Friday, December 20, 2019

The Christmas card has been travelling since 1956.

A WATERFORD friendship hit national headlines this week for an unusual Yuletide correspondence between two women. Eunice Baily and Clare Brazil were both boarders in the Ursuline Convent school in 1956. It was then that Eunice first gave a Christmas card to her friend Clare.

Over 63 years, the pair have remained in contact and the exchange of a yearly Christmas card has happened every single year. One thing gives this story a little twist, however, each year the same Christmas card is exchanged. It now has three additional sheets of paper inside the card, bound by thread, making what was originally a Christmas card, now into a Christmas booklet of sorts.

Over the years, what has unfolded has been short snippets of insight into the life of each woman. With only a few lines written by both women each year, the card offers highlights of the various moments of importance in the lives of each woman.

In 1961, five years on from the inaugural Christmas card, Eunice writes: “Don’t dream of losing this at this stage!

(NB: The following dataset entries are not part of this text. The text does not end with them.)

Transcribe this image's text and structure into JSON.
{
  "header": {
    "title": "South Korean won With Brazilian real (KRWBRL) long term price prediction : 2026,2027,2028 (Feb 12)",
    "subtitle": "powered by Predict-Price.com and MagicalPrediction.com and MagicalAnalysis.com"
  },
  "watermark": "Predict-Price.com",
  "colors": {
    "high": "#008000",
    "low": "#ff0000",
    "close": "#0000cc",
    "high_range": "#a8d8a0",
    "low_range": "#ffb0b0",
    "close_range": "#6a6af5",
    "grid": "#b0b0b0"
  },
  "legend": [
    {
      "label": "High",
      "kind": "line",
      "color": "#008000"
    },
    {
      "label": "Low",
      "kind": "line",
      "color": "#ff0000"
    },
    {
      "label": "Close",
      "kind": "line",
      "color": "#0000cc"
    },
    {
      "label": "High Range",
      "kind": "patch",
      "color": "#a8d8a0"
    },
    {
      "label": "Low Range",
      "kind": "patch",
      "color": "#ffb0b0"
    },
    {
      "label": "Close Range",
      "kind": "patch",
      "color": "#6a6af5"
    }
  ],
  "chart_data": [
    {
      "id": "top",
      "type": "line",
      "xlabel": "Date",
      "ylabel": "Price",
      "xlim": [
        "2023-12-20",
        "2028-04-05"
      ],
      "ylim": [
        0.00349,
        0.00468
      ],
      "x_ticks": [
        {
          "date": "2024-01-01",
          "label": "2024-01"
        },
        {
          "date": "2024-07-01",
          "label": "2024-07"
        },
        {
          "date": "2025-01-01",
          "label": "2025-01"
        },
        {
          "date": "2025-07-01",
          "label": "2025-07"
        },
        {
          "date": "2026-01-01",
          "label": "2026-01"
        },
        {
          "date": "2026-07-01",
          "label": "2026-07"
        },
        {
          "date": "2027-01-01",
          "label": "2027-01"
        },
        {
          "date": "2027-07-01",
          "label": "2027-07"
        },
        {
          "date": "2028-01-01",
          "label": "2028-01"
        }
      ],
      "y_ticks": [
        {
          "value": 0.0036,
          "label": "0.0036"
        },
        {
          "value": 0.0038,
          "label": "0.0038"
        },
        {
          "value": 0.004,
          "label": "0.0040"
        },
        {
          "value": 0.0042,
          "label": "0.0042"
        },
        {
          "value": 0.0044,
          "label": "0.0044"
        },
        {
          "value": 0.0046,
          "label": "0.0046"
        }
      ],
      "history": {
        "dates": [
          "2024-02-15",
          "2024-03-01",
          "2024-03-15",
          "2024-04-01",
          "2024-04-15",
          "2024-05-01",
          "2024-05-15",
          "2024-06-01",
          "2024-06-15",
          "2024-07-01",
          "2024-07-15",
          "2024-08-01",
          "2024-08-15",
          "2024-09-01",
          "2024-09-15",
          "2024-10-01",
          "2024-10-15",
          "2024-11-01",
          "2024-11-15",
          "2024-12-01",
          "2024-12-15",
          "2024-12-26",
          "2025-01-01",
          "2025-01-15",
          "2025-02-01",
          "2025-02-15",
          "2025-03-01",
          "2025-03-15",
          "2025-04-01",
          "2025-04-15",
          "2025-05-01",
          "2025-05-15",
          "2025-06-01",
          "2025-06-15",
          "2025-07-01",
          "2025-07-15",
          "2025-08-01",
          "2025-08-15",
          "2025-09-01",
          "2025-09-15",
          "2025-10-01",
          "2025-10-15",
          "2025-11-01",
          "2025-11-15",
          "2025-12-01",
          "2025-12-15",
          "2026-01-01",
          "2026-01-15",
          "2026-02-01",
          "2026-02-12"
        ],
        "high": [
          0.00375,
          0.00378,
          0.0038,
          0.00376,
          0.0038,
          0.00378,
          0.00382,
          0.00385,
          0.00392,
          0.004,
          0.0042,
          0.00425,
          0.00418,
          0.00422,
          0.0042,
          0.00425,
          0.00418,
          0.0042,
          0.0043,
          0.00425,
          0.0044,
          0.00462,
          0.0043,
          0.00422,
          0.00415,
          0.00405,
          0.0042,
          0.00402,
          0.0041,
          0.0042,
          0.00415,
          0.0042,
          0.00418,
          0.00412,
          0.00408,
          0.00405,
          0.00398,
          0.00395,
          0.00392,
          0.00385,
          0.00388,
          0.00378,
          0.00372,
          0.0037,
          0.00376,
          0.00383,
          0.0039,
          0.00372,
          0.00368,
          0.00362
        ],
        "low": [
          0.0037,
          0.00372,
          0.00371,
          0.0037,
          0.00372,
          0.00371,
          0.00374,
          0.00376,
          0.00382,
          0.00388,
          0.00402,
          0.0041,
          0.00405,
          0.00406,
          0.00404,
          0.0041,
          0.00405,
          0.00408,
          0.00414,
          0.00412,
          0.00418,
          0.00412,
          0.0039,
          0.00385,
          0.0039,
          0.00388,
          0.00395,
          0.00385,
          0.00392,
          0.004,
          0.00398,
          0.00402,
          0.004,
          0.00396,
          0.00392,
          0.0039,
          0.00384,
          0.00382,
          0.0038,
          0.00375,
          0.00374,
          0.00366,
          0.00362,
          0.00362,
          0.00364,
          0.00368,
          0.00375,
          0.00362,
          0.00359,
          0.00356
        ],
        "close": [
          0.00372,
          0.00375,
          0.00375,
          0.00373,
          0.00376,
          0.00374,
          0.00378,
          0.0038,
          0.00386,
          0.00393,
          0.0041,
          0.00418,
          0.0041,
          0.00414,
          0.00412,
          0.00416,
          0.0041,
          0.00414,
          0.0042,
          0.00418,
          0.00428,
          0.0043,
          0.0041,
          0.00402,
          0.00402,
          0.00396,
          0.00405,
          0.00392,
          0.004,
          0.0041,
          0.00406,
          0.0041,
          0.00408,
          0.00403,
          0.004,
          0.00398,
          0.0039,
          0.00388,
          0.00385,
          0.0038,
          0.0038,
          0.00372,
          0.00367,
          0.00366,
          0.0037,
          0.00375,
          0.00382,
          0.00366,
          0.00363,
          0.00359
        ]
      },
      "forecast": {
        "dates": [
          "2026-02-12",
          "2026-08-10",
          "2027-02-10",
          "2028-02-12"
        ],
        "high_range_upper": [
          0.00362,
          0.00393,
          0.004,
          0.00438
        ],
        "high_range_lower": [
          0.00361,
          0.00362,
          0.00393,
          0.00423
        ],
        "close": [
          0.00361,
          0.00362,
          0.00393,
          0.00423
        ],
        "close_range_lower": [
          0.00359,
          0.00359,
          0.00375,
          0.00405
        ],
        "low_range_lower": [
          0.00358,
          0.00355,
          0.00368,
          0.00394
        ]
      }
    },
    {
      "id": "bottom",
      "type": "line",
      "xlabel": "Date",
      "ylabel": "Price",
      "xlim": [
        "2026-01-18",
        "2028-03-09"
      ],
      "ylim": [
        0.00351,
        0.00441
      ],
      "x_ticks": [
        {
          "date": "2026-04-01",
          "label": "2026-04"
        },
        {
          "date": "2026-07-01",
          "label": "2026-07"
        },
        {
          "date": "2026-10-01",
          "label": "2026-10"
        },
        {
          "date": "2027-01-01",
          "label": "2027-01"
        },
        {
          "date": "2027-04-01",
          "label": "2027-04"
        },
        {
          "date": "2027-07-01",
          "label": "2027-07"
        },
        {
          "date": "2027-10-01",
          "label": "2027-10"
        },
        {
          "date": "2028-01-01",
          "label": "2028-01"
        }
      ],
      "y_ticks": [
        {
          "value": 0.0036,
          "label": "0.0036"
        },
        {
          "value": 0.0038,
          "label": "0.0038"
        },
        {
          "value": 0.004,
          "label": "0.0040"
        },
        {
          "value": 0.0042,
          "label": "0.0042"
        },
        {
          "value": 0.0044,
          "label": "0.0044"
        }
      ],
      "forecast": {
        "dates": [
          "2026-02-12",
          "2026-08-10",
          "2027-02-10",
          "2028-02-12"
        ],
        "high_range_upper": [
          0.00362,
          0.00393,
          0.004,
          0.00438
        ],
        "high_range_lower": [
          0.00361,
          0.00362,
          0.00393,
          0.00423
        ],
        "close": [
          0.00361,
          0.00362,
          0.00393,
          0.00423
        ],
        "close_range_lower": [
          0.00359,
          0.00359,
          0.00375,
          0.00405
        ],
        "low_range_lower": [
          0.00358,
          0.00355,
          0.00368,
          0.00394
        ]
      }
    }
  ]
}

I’m hoping it will be in circulation when we’re grandmothers – but we’ve to get husbands first!”

In 1996, Eunice’s mother sadly passed away. The card that year reads, “To dear Clare. It is the only card I’ve sent on this card’s 40th anniversary, as my mother died this sad year. Love Eunice.”

Correspondence like this is rare and serves as a time capsule of a changing Ireland and the progression of two separate lives, intertwined through the art of correspondence writing. The original card came from the Pioneer Total Abstinence Association and the black and white design featuring the three wise men speaks of an era before cards were adorned with glitter.

One Christmas card has seen hopes, dreams, loves and losses and this year, it leaves the Déise to travel to Dublin, a Christmas message carrying much more than words.